El gran compositor vienés, compatriota de Mozart, asumía sin reparos su modesta extracción social, su condición de ciudadano de segunda fila e incluso aceptaba la necesidad de descubrirse ante la presencia de gente de posición “superior” a la suya. Joseph Haydn fue un genio, como Mozart, pero no había sido un niño prodigio de semejante magnitud y había crecido asumiendo su humilde papel de empleado. Haydn era hijo de un mecánico de carruajes, un plebeyo en toda regla, y todo su talento e incluso su fama no le bastaban para creer que había ascendido demasiado en la pirámide social, o que merecía ascender siquiera.

El caso de Mozart era bien distinto. A él le costaba aceptar el statu quo. También era plebeyo, aunque venía de una familia con mentalidad más burguesa. Pero lo importante es que sus primeros contactos con el mundo no pudieron ser más diferentes a los de Haydn. Desde pequeño y hasta su pubertad, Mozart recibió carantoñas —por citar sólo algunos nombres— del rey Jorge III de Inglaterra, del rey Luis XV de Francia, del emperador José II, e incluso del Papa Clemente XIV.
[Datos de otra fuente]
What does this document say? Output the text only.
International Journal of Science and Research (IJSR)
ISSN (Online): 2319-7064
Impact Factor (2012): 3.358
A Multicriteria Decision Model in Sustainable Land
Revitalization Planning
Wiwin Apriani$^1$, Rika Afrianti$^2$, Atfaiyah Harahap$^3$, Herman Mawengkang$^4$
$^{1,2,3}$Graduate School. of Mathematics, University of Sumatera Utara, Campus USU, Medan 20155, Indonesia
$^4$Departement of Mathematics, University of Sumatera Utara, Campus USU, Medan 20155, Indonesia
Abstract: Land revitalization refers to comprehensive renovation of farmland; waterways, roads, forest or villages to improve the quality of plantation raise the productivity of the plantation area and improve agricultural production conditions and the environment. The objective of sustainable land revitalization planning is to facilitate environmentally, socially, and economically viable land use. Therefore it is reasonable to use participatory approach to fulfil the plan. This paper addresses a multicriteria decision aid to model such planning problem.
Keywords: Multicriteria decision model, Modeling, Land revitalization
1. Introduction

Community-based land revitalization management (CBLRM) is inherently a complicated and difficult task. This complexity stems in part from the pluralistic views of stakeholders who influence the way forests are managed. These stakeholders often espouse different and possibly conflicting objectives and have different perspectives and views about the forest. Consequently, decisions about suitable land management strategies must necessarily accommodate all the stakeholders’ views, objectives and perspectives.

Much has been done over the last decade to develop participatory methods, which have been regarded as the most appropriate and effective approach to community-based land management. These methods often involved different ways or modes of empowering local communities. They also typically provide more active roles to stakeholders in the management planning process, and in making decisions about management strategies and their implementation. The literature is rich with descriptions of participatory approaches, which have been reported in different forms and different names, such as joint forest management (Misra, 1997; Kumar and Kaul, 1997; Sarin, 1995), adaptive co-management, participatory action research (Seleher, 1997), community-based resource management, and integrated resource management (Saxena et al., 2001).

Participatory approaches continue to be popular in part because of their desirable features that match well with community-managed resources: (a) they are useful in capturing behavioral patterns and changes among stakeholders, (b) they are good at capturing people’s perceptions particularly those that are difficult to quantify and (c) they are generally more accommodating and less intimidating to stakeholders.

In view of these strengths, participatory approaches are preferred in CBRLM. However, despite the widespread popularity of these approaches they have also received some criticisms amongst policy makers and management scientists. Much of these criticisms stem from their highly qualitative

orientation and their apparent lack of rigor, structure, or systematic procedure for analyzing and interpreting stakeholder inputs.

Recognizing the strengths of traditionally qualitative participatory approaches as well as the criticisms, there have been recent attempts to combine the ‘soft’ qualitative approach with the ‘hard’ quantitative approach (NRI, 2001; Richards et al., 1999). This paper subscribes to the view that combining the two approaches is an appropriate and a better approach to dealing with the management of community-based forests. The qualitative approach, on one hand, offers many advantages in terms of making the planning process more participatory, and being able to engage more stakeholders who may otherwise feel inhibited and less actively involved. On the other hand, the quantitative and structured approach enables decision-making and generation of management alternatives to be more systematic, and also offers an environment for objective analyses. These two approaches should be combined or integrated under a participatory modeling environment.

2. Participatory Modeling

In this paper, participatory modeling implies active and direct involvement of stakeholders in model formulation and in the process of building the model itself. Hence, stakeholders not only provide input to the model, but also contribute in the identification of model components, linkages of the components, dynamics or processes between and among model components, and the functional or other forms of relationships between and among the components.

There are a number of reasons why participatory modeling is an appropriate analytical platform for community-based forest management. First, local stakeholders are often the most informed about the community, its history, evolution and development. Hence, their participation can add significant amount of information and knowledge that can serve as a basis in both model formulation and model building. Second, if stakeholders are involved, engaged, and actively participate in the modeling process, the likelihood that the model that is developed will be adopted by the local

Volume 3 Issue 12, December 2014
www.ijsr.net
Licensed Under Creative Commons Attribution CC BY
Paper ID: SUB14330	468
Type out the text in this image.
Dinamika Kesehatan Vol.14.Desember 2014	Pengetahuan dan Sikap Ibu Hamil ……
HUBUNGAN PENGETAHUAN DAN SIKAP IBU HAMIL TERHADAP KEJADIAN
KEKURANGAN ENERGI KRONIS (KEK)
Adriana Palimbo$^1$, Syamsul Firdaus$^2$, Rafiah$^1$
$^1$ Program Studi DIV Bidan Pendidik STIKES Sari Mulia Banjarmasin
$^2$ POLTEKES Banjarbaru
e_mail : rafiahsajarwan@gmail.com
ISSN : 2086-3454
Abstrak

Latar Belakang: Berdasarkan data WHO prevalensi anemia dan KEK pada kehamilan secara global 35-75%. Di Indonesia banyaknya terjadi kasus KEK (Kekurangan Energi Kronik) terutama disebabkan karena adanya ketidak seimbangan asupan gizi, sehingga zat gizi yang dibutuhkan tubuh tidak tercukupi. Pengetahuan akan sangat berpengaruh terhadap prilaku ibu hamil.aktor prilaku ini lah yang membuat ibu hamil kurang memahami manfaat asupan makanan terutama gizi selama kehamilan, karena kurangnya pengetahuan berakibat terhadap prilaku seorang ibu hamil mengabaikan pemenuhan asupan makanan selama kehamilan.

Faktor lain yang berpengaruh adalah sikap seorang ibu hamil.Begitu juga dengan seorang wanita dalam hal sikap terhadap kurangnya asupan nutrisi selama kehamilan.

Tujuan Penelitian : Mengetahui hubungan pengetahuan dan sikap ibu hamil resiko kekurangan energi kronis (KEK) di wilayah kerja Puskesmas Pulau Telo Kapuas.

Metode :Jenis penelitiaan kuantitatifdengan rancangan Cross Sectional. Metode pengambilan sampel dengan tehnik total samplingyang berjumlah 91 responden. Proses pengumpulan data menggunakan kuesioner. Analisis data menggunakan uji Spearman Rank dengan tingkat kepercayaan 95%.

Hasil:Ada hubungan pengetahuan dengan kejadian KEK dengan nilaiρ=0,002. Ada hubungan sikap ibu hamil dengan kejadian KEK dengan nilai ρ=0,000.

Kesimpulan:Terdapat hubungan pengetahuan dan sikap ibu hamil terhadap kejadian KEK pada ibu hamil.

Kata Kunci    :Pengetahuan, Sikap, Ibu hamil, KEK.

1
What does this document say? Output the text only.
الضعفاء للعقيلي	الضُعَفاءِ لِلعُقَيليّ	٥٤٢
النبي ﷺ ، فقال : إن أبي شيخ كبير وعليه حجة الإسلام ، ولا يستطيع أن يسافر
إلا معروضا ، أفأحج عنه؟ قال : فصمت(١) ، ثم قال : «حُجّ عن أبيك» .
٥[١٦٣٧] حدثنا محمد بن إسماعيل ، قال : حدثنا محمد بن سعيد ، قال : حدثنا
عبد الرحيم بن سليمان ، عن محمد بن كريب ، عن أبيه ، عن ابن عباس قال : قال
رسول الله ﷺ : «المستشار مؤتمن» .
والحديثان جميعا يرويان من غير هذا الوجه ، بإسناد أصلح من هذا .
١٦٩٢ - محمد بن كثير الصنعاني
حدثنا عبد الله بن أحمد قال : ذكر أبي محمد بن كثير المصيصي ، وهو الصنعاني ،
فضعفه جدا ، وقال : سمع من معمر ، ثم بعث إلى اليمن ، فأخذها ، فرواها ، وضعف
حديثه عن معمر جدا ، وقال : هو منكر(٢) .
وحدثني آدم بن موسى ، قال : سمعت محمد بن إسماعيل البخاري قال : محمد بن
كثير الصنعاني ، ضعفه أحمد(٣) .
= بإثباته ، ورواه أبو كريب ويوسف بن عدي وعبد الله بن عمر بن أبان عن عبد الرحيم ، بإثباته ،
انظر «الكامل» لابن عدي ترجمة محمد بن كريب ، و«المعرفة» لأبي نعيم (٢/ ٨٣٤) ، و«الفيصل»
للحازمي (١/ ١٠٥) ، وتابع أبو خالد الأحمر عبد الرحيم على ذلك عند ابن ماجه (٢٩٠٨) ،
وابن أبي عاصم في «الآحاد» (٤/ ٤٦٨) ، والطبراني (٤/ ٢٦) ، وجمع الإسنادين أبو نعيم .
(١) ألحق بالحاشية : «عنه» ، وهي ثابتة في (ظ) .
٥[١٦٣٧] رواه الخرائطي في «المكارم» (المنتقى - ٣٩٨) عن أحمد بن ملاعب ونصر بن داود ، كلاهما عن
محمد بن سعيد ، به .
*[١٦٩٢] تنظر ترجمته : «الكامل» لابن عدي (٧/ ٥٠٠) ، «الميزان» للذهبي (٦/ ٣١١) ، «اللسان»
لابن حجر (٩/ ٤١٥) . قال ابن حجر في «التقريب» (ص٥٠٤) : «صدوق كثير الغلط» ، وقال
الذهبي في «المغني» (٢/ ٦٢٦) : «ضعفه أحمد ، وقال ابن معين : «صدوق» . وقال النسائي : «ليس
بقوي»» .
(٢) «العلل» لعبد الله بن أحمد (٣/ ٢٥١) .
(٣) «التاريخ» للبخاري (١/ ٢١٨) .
Durante su infancia disfrutó de una condición de superestrella prácticamente inalcanzable para los demás músicos de su tiempo. Además —y esto también es un detalle importante— su padre le inculcó un agudo sentido del orgullo y un ansia de respetabilidad social que, al menos según los cánones de la época, resultaba fuera de lugar para alguien de su condición. El pequeño Amadeus fue educado en la necesidad de aparentar siempre una posición social elevada.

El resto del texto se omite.